Even as government cadres continue to assert that the government is close to persuading creditors not to cut taxes, the IMF is issuing a stern message and insists that the legislated measure must be implemented as of 1 January, 2019, as agreed.

Sources cited by a report in the daily Ta Nea say that the IMF is categorically opposed to any effort by the Greek government to postpone or cancel the measure.

The IMF has decided to adopt an extremely tough stance on the issue, as it opposes both a postponement and an incremental implementation of the measure.

The objections of the IMF are based on three arguments. The first is that Greek government’s projections regarding the 2019 surplus are overly optimistic.

Secondly, the Fund insists that the planned pension cuts are a structural reform measure, which is linked to the viability of the insurance system.

Thirdly, the Fund maintains that a series of planned government measures intended to counterbalance the impact of austerity can provide adequate social relief. The government has indicated that it is willing to scrap a number of those measures in order to avert pension cuts.

The IMF appears determined to make its views known on a political level, beginning with the representatives of eurozone member-states in the Eurogroup Working Group, which is set to meet in Brussels on September 20-21.
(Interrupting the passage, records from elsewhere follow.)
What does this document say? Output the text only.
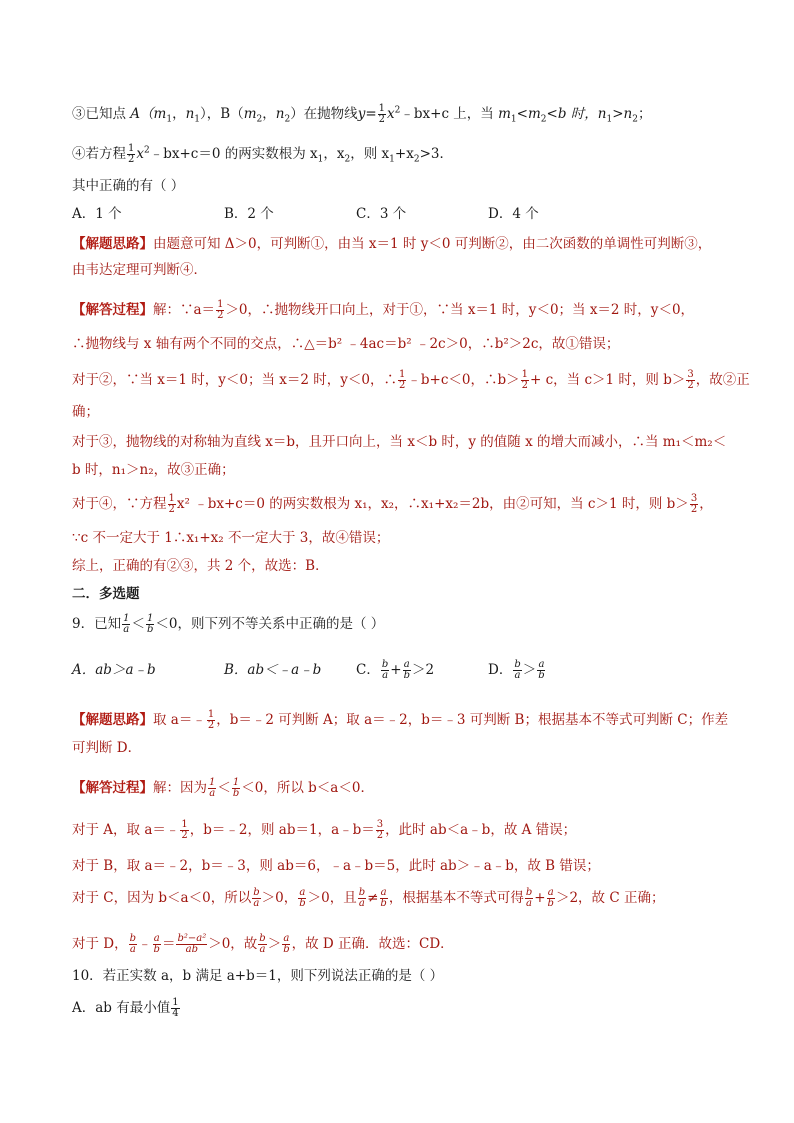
③已知点 $A(m_1$，$n_1$），$B(m_2$，$n_2$）在抛物线$y= \frac{1}{2}$ $x^2﹣bx+c$ 上，当 $m_1<m_2<b$ 时，$n_1>n_2$；
④若方程 $\frac{1}{2}$ $x^2﹣bx+c=0$ 的两实数根为 $x_1$，$x_2$，则 $x_1+x_2>3$．
其中正确的有（ ）
A．1 个	B．2 个	C．3 个	D．4 个
【解题思路】由题意可知 Δ＞0，可判断①，由当 x＝1 时 y＜0 可判断②，由二次函数的单调性可判断③，
由韦达定理可判断④．
【解答过程】解：∵a＝ $\frac{1}{2} >0$，∴抛物线开口向上，对于①，∵当 x＝1 时，y＜0；当 x＝2 时，y＜0，
∴抛物线与 x 轴有两个不同的交点，∴△＝b² ﹣4ac＝b² ﹣2c＞0，∴b²＞2c，故①错误；
对于②，∵当 x＝1 时，y＜0；当 x＝2 时，y＜0，∴ $\frac{1}{2}$ ﹣b+c＜0，∴b＞ $\frac{1}{2} + c$，当 c＞1 时，则 $b> \frac{3}{2}$ ，故②正
确；
对于③，抛物线的对称轴为直线 x＝b，且开口向上，当 x＜b 时，y 的值随 x 的增大而减小，∴当 m₁＜m₂＜
b 时，n₁＞n₂，故③正确；
对于④，∵方程 $\frac{1}{2} x^2$ ﹣bx+c＝0 的两实数根为 x₁，x₂，∴x₁+x₂＝2b，由②可知，当 c＞1 时，则 $b> \frac{3}{2}$ ，
∵c 不一定大于 1∴x₁+x₂ 不一定大于 3，故④错误；
综上，正确的有②③，共 2 个，故选：B．
二．多选题
9．已知 $\frac{1}{a} < \frac{1}{b} <0$，则下列不等关系中正确的是（ ）
A．ab＞a﹣b	B．ab＜﹣a﹣b	C． $\frac{b}{a} + \frac{a}{b} >2$	D． $\frac{b}{a} > \frac{a}{b}$
【解题思路】取 a＝﹣ $\frac{1}{2}$ ，b＝﹣2 可判断 A；取 a＝﹣2，b＝﹣3 可判断 B；根据基本不等式可判断 C；作差
可判断 D．
【解答过程】解：因为 $\frac{1}{a} < \frac{1}{b} <0$，所以 b＜a＜0．
对于 A，取 a＝﹣ $\frac{1}{2}$ ，b＝﹣2，则 ab＝1，a﹣b＝ $\frac{3}{2}$ ，此时 ab＜a﹣b，故 A 错误；
对于 B，取 a＝﹣2，b＝﹣3，则 ab＝6，﹣a﹣b＝5，此时 ab＞﹣a﹣b，故 B 错误；
对于 C，因为 b＜a＜0，所以 $\frac{b}{a} >0$， $\frac{a}{b} >0$，且 $\frac{b}{a} \ne \frac{a}{b}$ ，根据基本不等式可得 $\frac{b}{a} + \frac{a}{b} >2$，故 C 正确；
对于 D， $\frac{b}{a}$ ﹣ $\frac{a}{b} = \frac{\text{b²−a²}}{ab} >0$，故 $\frac{b}{a} > \frac{a}{b}$ ，故 D 正确．故选：CD．
10．若正实数 a，b 满足 a+b＝1，则下列说法正确的是（ ）
A．ab 有最小值 $\frac{1}{4}$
Efforts to avoid lowering tax-free threshold

Having prematurely claimed that it is close to an agreement with creditors to avert pension cuts, the government spokesman is now indicating that the lowering of the tax-free threshold as of 1 January, 2020, which the government has agreed to with creditors, is also not a necessary measure.

It appears that placing this issue on the agenda is intended to persuade public opinion that if creditors do not agree, then the government is prepared even for unilateral action.